Time Out: April 7, 2010

“New York, New York, it’s a beautiful town, The Mets are up, and the Yankees are down.”
For one day this week it was great to be a Mets’ fan. Monday, the Mets opened the 2010 season by logging an impressive 6-1 win over Florida at Citi Field. The previous day, the Yankees squandered a 5-1 lead, losing their opener at Fenway Park in Boston, leaving the Mets atop New York’s baseball world for a single day. For one day, Mets’ fans were filled with hope and promise knowing the afterglow of their opening day success would soon give way to a long and frustrating summer of baseball.
“Hope springs eternal” is a saying used to describe the feelings baseball fans have about their teams prior to the start of a new season. That is hardly the case for Mets fans.
It’s amazing what a few seasons can do to jade the aspirations of a baseball fan. In the fall of 2006, the Mets were one game away from reaching the World Series. The following year, the Mets coasted, building a seven-game lead in the division race with only two weeks remaining to play. The greatest season-ending collapse in the history of baseball shattered the Mets’ nation. Amazingly, the Mets reached the exact same point the next season with a three-game lead and collapsed once again. Last season, the freefall took place much earlier, as the Mets relinquished first place in late spring as the result of injuries. By September 1 last season, Met players had spent 1,095 days on the disabled list and three starting pitchers, the first baseman, shortstop, and center fielder were all on the disabled list and out for the year.
This spring, the Mets went to spring training with prevention and recovery on their minds. It wasn’t effective. On opening day, the starting first baseman, shortstop, and center fielder were all on the disabled list. Even worse, the Mets pitching rotation, a disaster in 2009, remained basically unchanged in 2010. It seems as if a dark cloud almost hangs over Citi Field. Unbelievably, Major League Baseball.com predicted the Mets would finish in last place in the National League East behind the always-woeful Washington Nationals.

Yankees look better
Making matters worse is the fact that the defending World Champion Yankees look stronger than ever. The Yanks, unwilling to sit still with their championship team made strategic moves in the off-season to strengthen an already strong pitching staff and added a five-tool outfielder to the fold. Manager Joe Girardi now wears uniform number 28 symbolizing his determination that his team will win back-to-back world titles. And, almost every baseball forecaster predicts that Girardi will get his wish.
Yet, Monday all things were blue and orange for Mets’ fans. Pitching ace Johan Santana was brilliant over six innings. David Wright, who suffered a power outage during 2009, blasted a home run in his first at-bat of the season. The Mets demonstrated effective situational hitting, and the much-maligned bullpen held a lead without slippage. The Mets’ starting lineup had four new faces on opening day, three starters were veteran players who had started their careers in the Mets farm system many years ago, were traded away by the Metropolitans and returned over the winter. Jason Bay, the newly signed homerun slugger, had a promising opening day with two hits including a long triple. A sellout crowd accustomed to Met success (feast or famine, the Mets have won 32 opening day games in the last 41 years) roared their approval.
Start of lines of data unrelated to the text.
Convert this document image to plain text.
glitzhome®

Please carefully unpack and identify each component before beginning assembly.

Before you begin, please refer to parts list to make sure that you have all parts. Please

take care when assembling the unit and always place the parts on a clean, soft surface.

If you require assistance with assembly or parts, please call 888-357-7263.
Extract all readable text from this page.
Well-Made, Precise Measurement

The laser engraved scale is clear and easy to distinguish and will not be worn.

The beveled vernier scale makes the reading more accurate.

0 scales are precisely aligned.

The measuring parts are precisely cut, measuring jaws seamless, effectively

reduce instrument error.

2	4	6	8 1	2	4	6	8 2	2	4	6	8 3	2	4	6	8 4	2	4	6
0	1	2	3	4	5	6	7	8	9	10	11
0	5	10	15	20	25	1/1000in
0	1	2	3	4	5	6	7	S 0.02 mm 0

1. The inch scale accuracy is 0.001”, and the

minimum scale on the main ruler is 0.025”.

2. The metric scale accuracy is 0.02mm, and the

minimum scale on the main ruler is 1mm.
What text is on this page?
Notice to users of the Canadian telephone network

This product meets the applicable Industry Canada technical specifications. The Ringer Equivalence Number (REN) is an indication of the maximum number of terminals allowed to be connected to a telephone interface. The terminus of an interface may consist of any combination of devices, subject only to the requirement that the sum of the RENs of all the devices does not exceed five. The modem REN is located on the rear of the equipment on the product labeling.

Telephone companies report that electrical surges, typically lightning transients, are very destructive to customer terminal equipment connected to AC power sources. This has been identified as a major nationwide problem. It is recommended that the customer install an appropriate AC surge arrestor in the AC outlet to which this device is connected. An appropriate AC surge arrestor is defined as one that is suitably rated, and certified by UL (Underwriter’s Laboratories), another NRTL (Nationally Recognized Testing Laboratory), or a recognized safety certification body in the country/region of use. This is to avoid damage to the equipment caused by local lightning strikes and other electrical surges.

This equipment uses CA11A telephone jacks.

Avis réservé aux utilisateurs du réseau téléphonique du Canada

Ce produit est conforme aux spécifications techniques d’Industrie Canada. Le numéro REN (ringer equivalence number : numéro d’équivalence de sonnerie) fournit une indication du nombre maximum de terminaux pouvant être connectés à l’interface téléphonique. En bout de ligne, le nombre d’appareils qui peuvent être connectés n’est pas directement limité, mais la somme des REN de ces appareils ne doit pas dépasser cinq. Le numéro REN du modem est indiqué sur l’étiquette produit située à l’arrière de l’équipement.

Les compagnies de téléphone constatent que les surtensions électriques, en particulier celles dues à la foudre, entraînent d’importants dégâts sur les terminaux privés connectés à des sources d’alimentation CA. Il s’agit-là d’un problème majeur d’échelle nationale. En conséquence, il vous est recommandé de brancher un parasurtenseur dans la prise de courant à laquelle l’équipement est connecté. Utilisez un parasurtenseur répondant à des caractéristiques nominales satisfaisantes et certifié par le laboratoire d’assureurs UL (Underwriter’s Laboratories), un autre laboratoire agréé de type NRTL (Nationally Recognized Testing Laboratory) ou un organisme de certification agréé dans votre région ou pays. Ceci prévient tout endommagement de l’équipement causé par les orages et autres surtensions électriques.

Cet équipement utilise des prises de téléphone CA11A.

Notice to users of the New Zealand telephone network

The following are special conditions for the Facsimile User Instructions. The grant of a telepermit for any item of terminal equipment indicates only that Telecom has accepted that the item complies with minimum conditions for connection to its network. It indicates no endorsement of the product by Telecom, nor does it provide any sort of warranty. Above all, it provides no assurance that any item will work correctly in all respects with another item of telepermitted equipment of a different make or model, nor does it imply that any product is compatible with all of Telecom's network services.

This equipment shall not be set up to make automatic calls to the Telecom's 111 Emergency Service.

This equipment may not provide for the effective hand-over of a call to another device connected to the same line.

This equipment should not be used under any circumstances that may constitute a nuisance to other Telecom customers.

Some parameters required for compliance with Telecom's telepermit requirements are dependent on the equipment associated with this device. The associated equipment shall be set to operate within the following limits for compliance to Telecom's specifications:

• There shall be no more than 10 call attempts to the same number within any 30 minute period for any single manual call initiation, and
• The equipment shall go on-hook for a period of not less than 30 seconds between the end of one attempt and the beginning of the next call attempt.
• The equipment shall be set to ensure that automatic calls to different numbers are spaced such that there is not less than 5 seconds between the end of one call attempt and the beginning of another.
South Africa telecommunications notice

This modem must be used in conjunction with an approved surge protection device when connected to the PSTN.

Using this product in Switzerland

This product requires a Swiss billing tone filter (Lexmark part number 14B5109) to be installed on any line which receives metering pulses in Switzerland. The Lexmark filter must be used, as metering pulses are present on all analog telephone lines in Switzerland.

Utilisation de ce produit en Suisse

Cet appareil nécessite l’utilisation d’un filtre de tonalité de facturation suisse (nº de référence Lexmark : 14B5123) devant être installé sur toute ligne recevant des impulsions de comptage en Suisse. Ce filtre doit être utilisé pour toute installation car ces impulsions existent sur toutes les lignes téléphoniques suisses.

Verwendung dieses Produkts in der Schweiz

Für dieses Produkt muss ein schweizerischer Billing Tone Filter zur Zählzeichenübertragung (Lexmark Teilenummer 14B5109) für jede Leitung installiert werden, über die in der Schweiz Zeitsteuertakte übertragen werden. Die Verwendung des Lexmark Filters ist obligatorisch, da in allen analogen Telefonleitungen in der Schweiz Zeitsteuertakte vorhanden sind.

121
For one day, one precious day, Mets fans got a reprieve. For one day they can dream of better times ahead as they face a season that common sense says is going nowhere.
On another note, congratulations to Jeff Rhone, the
girls’ basketball coach at Andes, and all Duke University basketball fans throughout the land. Duke edged Butler for the national title Monday night spoiling one of the greatest underdog stories in the history of the NCAA championships. For the young basketball players in the crowd, pay attention to the defense these two great teams played. The defensive movement and intensity on both teams were incredible. The championship showdown was a classic basketball game, one for the ages.